Although discrimination on the basis of a person’s “caste” is not specified within the Equality Act 2010, the Employment Appeal Tribunal (EAT) held in Chandok v Tirkey that it could still be held to be discrimination if it fell within the heading of the protected characteristic of “ethnic origins” in section 9(1)(c) of the Act. .

Basic facts

Ms Tirkey, an Indian national, was recruited by Mr and Mrs Chandhok to work as their nanny in India and subsequently the UK until her employment ended in November 2012.

She brought claims of direct and indirect race discrimination and harassment as well as discrimination on the grounds of religion or belief, arguing that she was “treated in a demeaning way, such that she was more in a state of servility than service”. She then amended her claim to make clear that her ethnic and/or national origins included her status in the caste system, arguing that the Chandhoks treated her the way they did because she was of “lower status” to them.

The Chandhoks applied to strike out her case on the ground that “caste” did not fall within the definition of “race” in section 9 of the Equality Act.

Relevant law

Section 9(1) states that race includes (a) colour, (b) nationality, and (c) ethnic or national origins.

Section 9(5) states that a Minister of the Crown may amend this section to include “caste” as an aspect of race.

Tribunal decision

The judge dismissed the application to strike out the claim on the basis that the definition of race in section 9 was not exclusive.
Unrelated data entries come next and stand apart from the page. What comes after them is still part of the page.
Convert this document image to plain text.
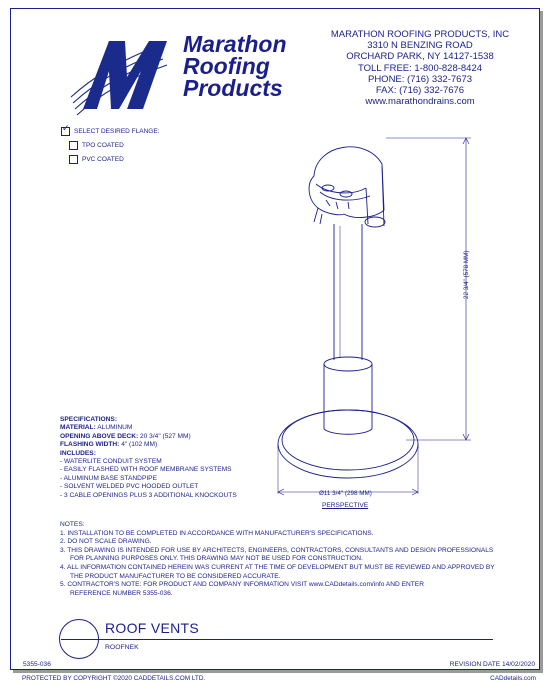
Marathon
Roofing
Products
MARATHON ROOFING PRODUCTS, INC
3310 N BENZING ROAD
ORCHARD PARK, NY 14127-1538
TOLL FREE: 1-800-828-8424
PHONE: (716) 332-7673
FAX: (716) 332-7676
www.marathondrains.com
✓ SELECT DESIRED FLANGE:
TPO COATED
PVC COATED
22 3/4" (578 MM)
Ø11 3/4" (298 MM)
PERSPECTIVE
SPECIFICATIONS:
MATERIAL: ALUMINUM
OPENING ABOVE DECK: 20 3/4" (527 MM)
FLASHING WIDTH: 4" (102 MM)
INCLUDES:
- WATERLITE CONDUIT SYSTEM
- EASILY FLASHED WITH ROOF MEMBRANE SYSTEMS
- ALUMINUM BASE STANDPIPE
- SOLVENT WELDED PVC HOODED OUTLET
- 3 CABLE OPENINGS PLUS 3 ADDITIONAL KNOCKOUTS
NOTES:
1. INSTALLATION TO BE COMPLETED IN ACCORDANCE WITH MANUFACTURER'S SPECIFICATIONS.
2. DO NOT SCALE DRAWING.
3. THIS DRAWING IS INTENDED FOR USE BY ARCHITECTS, ENGINEERS, CONTRACTORS, CONSULTANTS AND DESIGN PROFESSIONALS
FOR PLANNING PURPOSES ONLY. THIS DRAWING MAY NOT BE USED FOR CONSTRUCTION.
4. ALL INFORMATION CONTAINED HEREIN WAS CURRENT AT THE TIME OF DEVELOPMENT BUT MUST BE REVIEWED AND APPROVED BY
THE PRODUCT MANUFACTURER TO BE CONSIDERED ACCURATE.
5. CONTRACTOR'S NOTE: FOR PRODUCT AND COMPANY INFORMATION VISIT www.CADdetails.com/info AND ENTER
REFERENCE NUMBER 5355-036.
ROOF VENTS
ROOFNEK
5355-036	REVISION DATE 14/02/2020
PROTECTED BY COPYRIGHT ©2020 CADDETAILS.COM LTD.	CADdetails.com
Instead he held that it was “inclusive” as it included ethnic origin and it could be argued that “caste” insofar as it was an aspect of “ethnic” origin was covered by the law.

He also pointed to domestic case law which established that discrimination “by descent” was unlawful on the basis that it constituted direct race discrimination. Ms Tirkey’s claim that she was lower caste by birth and therefore descent was within these legal provisions and could be heard.

EAT decision

The EAT held that the principles expressed in case law required courts to give “wide and flexible scope” to the meaning of “ethnic origins”.

Although “caste” as an autonomous concept was not currently specified within section 9(1), it held that many of the facts relevant in considering caste could fall under the heading of “ethnic origins” in section 9(1)(c), including characteristics determined by “descent”.

To succeed, Ms Tirkey therefore had to show that she was treated less favourably because of “caste considerations” which fell under the heading of “ethnic or national origins” in section 9(1)(c). If she could not show that at least part of her treatment fell within section 9(1)(a), (b) or (c), then irrespective of any assertions that she was of a particular caste, her claim would fail.


The concept of “ethnic origin” in the Equality Act 2010 is wide and flexible. It is capable of dealing with changing attitudes to discrimination. This is some consolation following the announcement that there will be no law introduced prohibiting caste discrimination separately from race and ethnic origins.